During the season, the anthill is replenished by offspring of the same sex: either females or males. That avoids closely related relationships.

With the arrival of winter, forest red ants try to get into the deepest part of the anthill, where it is much warmer than on its surface. Gathered in a tight lump and numb insects overwinter in this state until spring.

What is an anthill

On a large anthill in the forest had come across many of us.Sometimes its height can reach up to 2 m. Such red-headed ants build cone-like shelters out of the ground, small branches, as well as food remains carried out. As a result, the anthill does not get wet even during heavy rain.

Anthill and ants
Anthill and ants

The waterproof exterior of the ant house allows you to maintain the required level of humidity inside. The consequence is that the decay and decomposition of those plant elements that make up this structure, which actually contributes to the heating of ant housing. The forest redhead ant is a real clean-up; it regularly removes its home from unwanted food debris, dry egg shells, as well as dead individuals.

When the necessary microclimate is maintained in a structure that has reached a certain size, the working individuals of red ants begin to build inside it chambers for keeping larvae, storing food and wintering. Such forest structures bring great benefits to the environment: the soil is enriched with useful substances and the improvement of its structure. The stumps inhabited by ants smolder and decompose much faster.


The food of the forest red ants are various insects and invertebrates. It is surprising that not only living insects eat forest dwellers, they do not disdain corpses. Protein food serves as food for the larvae. Adults eat carbohydrate food, usually these are excretions of sucking insects (shields, cicadas).
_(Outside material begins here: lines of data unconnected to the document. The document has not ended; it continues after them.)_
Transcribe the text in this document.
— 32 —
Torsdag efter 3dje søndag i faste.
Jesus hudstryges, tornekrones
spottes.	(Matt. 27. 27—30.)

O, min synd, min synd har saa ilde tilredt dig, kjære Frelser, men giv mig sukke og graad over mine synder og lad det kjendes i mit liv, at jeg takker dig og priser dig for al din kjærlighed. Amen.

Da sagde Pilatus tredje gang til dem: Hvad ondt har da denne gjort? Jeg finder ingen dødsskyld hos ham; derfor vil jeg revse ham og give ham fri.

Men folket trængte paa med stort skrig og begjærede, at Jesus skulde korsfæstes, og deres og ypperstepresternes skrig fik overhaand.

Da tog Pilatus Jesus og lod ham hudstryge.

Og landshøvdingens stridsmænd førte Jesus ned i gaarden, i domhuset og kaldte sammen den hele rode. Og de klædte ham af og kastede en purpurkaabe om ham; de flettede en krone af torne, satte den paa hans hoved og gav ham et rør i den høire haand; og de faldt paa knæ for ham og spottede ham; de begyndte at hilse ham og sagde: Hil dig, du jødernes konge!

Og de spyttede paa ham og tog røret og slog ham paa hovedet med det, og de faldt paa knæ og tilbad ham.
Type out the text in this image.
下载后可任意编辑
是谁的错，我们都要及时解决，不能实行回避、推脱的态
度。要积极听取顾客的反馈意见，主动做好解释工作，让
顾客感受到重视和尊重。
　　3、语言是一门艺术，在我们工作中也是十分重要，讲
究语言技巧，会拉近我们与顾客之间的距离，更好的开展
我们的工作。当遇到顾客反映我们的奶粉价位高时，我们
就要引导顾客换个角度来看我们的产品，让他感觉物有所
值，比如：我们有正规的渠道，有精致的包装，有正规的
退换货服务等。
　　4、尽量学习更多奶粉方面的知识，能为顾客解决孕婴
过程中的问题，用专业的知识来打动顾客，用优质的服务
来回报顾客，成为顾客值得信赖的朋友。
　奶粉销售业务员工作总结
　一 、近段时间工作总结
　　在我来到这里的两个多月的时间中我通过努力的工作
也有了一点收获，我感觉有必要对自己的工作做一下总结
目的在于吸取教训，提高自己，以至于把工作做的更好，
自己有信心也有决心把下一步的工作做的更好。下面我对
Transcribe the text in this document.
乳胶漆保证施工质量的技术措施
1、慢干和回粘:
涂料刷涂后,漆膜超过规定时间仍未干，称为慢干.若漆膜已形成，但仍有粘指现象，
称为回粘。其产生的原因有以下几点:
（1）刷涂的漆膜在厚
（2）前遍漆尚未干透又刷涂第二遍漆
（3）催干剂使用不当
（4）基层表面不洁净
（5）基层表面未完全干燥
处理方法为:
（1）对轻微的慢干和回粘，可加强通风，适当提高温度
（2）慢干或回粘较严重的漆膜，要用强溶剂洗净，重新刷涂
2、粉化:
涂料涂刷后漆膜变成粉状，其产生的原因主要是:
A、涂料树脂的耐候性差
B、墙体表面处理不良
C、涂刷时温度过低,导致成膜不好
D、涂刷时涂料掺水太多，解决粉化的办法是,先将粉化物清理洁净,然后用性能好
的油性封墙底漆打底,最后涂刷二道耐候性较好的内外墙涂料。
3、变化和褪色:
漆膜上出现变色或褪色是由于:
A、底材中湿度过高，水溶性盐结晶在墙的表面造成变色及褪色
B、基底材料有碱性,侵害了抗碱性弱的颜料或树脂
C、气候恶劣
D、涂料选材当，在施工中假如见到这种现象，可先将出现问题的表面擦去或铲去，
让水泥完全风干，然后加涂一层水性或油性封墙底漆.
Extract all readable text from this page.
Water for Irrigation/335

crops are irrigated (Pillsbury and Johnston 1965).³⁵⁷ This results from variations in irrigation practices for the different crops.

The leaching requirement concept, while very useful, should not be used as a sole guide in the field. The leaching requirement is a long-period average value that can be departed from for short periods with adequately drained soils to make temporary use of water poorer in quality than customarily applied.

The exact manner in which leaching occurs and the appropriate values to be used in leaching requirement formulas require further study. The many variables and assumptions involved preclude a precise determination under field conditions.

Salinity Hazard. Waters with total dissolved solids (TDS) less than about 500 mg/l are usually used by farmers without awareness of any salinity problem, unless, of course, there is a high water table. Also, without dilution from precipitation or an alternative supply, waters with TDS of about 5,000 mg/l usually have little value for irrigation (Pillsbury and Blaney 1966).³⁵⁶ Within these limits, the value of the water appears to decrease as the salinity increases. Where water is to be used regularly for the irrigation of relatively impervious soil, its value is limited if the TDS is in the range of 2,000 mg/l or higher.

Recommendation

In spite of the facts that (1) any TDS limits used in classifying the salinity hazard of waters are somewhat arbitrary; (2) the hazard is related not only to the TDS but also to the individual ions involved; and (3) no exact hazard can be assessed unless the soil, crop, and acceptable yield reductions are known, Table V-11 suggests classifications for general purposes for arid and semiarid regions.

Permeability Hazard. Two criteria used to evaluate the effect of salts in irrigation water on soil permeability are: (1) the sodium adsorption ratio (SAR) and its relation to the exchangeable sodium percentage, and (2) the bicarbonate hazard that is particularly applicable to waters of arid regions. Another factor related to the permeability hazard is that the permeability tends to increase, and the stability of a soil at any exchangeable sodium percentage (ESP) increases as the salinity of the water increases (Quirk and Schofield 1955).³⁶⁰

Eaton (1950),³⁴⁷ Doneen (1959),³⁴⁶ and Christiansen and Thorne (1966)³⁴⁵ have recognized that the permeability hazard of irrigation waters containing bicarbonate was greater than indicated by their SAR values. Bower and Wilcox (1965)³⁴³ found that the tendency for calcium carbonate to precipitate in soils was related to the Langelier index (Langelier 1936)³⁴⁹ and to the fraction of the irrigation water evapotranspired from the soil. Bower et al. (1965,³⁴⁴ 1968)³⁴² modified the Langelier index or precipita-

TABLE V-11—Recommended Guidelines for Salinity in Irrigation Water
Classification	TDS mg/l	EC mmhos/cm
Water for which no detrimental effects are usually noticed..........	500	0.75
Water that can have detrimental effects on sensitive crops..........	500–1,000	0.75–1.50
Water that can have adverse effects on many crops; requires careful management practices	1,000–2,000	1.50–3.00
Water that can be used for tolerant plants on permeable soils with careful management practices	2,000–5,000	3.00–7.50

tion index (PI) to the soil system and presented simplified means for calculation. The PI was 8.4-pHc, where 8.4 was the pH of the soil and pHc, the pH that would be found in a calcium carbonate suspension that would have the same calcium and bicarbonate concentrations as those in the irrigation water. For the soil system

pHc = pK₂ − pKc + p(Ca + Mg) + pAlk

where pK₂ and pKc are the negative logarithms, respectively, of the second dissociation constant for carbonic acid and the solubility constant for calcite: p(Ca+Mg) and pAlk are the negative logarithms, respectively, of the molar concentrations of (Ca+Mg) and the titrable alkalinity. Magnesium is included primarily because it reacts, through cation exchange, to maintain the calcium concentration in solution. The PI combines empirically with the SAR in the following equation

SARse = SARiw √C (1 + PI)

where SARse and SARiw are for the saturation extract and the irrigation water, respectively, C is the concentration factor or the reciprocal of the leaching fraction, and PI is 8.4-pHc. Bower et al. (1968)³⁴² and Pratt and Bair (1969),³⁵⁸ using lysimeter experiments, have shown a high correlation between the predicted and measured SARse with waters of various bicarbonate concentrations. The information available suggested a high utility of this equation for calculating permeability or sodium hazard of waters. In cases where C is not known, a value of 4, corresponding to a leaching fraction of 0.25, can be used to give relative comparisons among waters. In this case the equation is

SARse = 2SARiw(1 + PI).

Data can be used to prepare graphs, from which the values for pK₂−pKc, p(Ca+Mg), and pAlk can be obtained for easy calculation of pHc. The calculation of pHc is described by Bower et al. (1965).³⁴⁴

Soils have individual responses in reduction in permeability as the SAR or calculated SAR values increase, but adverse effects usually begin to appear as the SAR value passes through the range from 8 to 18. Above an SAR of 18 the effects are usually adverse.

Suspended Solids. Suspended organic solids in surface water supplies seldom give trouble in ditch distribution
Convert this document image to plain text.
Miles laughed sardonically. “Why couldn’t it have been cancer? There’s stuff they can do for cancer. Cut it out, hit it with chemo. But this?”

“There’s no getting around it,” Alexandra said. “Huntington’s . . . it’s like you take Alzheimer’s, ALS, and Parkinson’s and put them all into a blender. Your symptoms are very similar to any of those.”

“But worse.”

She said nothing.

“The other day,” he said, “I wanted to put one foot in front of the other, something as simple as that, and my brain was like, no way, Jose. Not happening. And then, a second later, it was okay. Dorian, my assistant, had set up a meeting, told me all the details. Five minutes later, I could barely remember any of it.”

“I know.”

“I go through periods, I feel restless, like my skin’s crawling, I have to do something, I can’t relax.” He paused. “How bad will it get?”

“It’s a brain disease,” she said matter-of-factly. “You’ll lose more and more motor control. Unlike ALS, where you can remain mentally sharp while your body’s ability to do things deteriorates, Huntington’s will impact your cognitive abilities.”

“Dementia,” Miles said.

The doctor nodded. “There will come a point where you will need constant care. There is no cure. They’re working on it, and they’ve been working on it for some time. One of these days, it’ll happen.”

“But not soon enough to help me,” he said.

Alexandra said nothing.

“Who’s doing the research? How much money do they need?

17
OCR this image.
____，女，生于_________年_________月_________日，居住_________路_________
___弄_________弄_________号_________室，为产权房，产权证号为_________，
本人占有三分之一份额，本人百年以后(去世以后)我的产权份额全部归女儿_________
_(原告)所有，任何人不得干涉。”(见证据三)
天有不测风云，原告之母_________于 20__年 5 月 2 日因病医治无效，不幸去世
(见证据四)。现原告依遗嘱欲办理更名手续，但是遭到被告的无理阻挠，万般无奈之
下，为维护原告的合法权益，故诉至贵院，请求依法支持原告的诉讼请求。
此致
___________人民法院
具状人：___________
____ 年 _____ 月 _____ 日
Especially red ants love the pad (sweet discharge of aphids). They breed aphids and even take her with them to the anthill for the winter. Exactly because of this reason the appearance of these insects in the garden causes many summer residents to panic. With great pleasure they consume red forest ants and vegetable juices, mushrooms, as well as seeds.

All ant prey is distributed equally among all inhabitants of the anthill.

Do forest dwellers have enemies

A lot of forest workers have enemies who eat ants. Various birds and insectivorous animals pose a serious danger to them. In addition to the red ants themselves, other insects can inhabit the anthill: lomechuza beetles feeding on anthill broods, stafilin beetles, eating the remains of an ant table, and parasitic mites.